Asmodee is to date owned by PAI and certain minority shareholders of Asmodee. Asmodee's CEO Stéphane Carville together with his management team would continue to lead the new operating group. Following completion of the transaction, PAI would hold approximately four percent of the shares in Embracer, and the minority shareholders would hold up to four percent of the shares in Embracer depending on to what extent and at what terms the agreed put and call options would be exercised
Background and Rationale
If the transaction is completed, this would mark a transformative step in Embracer's strategy within gaming and entertainment as outlined at the September AGM:
• Creates Europe's largest gaming group and establishes an important market leading position in board games, a category that is highly complementary to PC, console, VR and mobile games and with appealing long term organic growth outlook.
• Offers the opportunity to cross-fertilise IP and strengthen licensing partnerships across PC, console, VR, mobile, board and trading card games.
• Strong foundation for the future development of transmedia IPs.
• Ability to leverage the omni-channel distribution network to drive efficiencies across existing and new markets.
• Providing a proven platform for value-accretive M&A, complemented by a sizeable funnel for future opportunities within board games, trading card games & collectables.
• Shared strong cultural fit, with a similar integrated model operating across the value chain, from IP through to publishing and distribution.
• Enhancing the new Group's strong financial profile, with added diversity, predictability, resilience, and immediate accretion to adjusted earnings per share and free cash flow per share.

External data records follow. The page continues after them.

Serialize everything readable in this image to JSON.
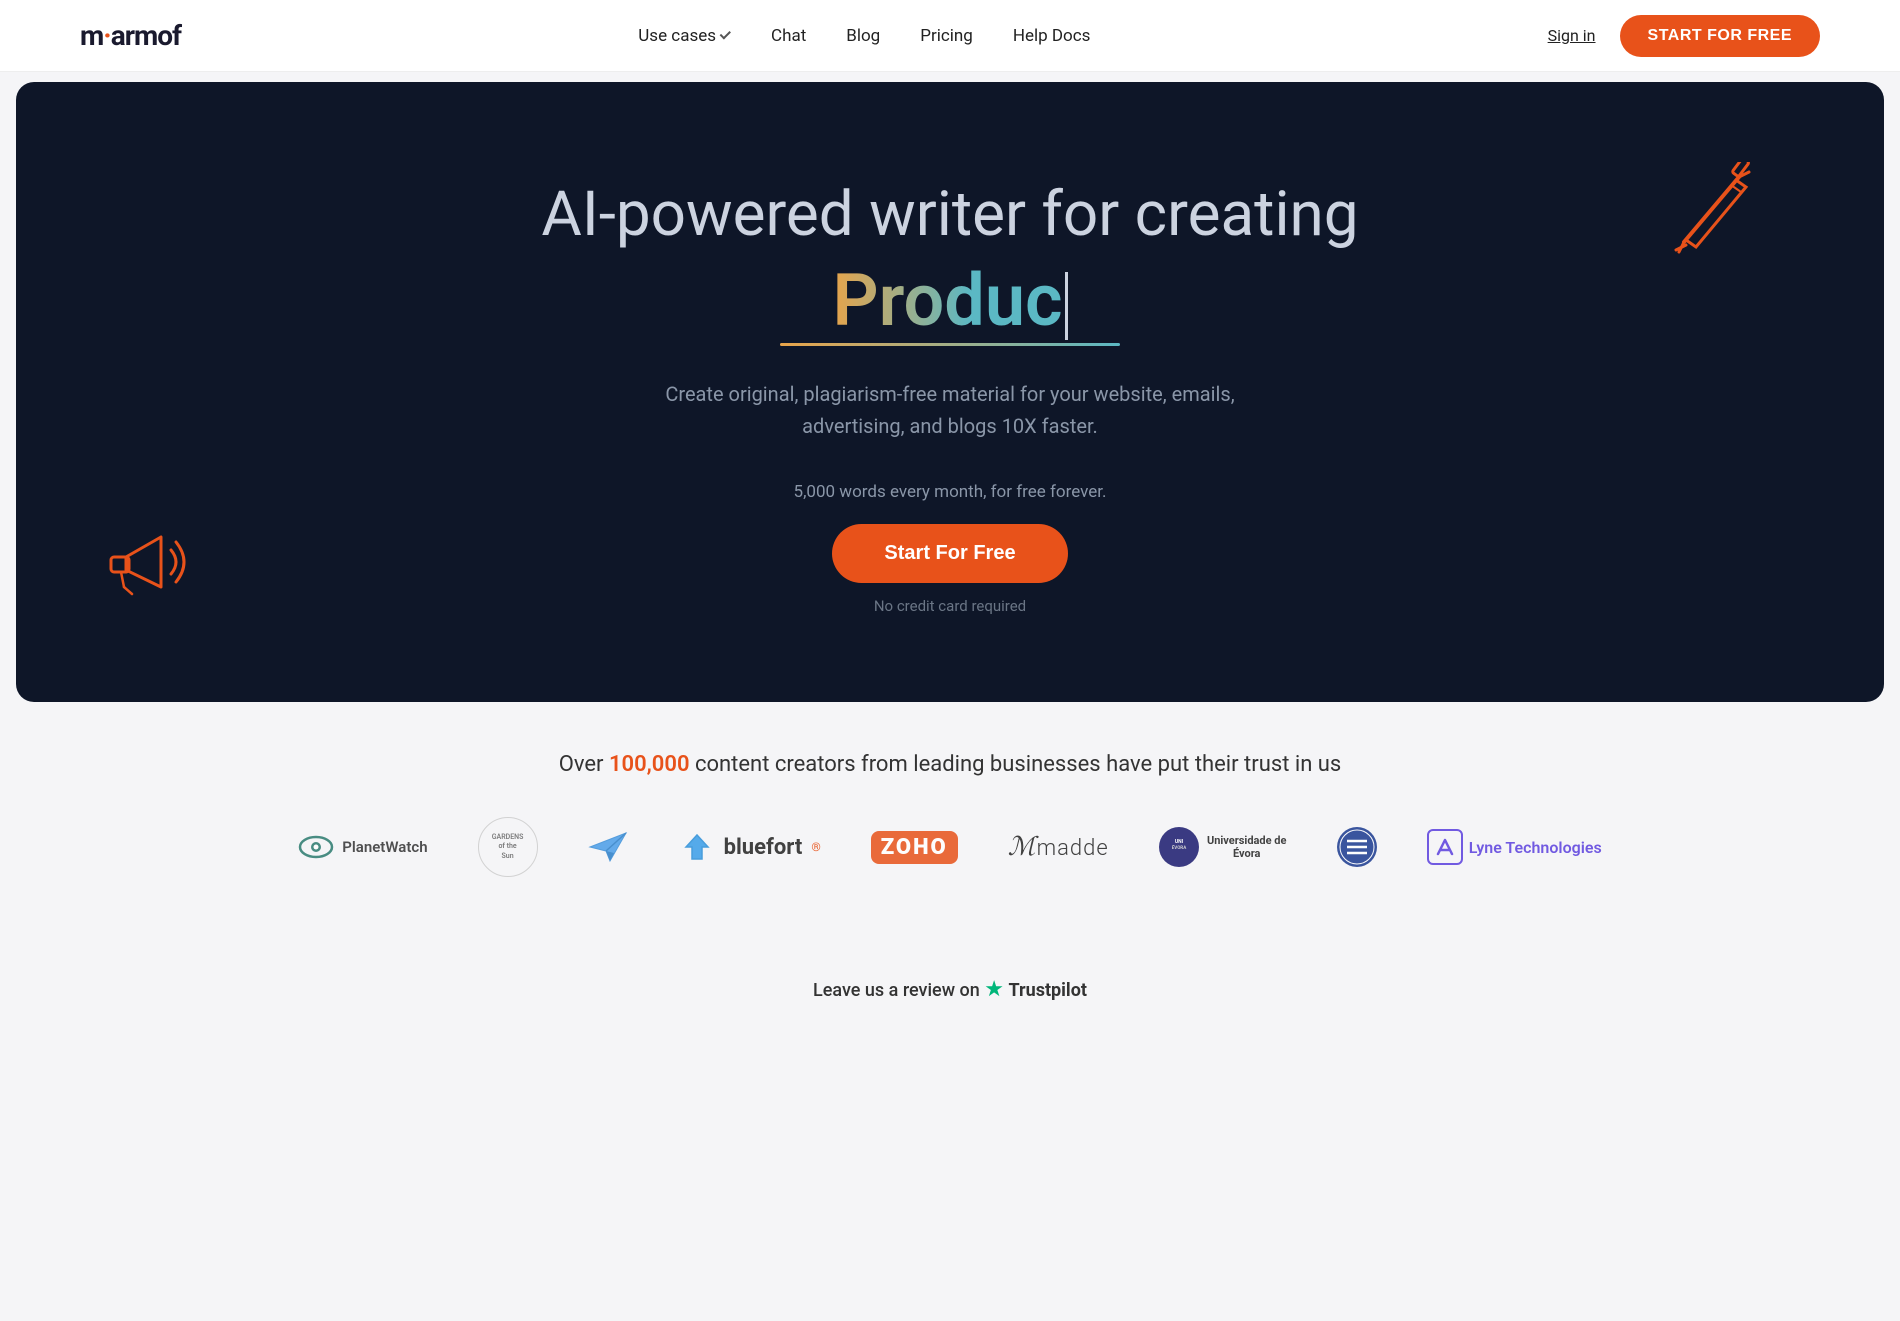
{
  "navbar": {
    "logo": "marmof",
    "nav_items": [
      {
        "id": "use-cases",
        "label": "Use cases",
        "has_dropdown": true
      },
      {
        "id": "chat",
        "label": "Chat"
      },
      {
        "id": "blog",
        "label": "Blog"
      },
      {
        "id": "pricing",
        "label": "Pricing"
      },
      {
        "id": "help-docs",
        "label": "Help Docs"
      }
    ],
    "sign_in_label": "Sign in",
    "start_free_label": "START FOR FREE"
  },
  "hero": {
    "title_line1": "AI-powered writer for creating",
    "animated_word": "Produc",
    "subtitle": "Create original, plagiarism-free material for your website, emails, advertising, and blogs 10X faster.",
    "words_note": "5,000 words every month, for free forever.",
    "cta_label": "Start For Free",
    "no_cc_label": "No credit card required"
  },
  "trust": {
    "heading_prefix": "Over ",
    "highlight_number": "100,000",
    "heading_suffix": " content creators from leading businesses have put their trust in us",
    "logos": [
      {
        "id": "planetwatch",
        "name": "PlanetWatch"
      },
      {
        "id": "gardens",
        "name": "Gardens of the Sun"
      },
      {
        "id": "paperplane",
        "name": ""
      },
      {
        "id": "bluefort",
        "name": "bluefort"
      },
      {
        "id": "zoho",
        "name": "ZOHO"
      },
      {
        "id": "madde",
        "name": "madde"
      },
      {
        "id": "universidade",
        "name": "Universidade de Évora"
      },
      {
        "id": "stripe",
        "name": ""
      },
      {
        "id": "lyne",
        "name": "Lyne Technologies"
      }
    ]
  },
  "trustpilot": {
    "label": "Leave us a review on",
    "name": "Trustpilot"
  }
}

If the acquisition is completed, Embracer would onboard one of the market leading independent global players in a large, growing, highly resilient board gaming market with proven experience of creating long-lasting franchises and delivering strong original content. The acquisition would create Europe's largest gaming group, and would enable collaboration within Embracer in terms of development, publishing, technology, IPs as well as a platform for further M&A. Asmodee would become the ninth operating group, continuing to operate independently.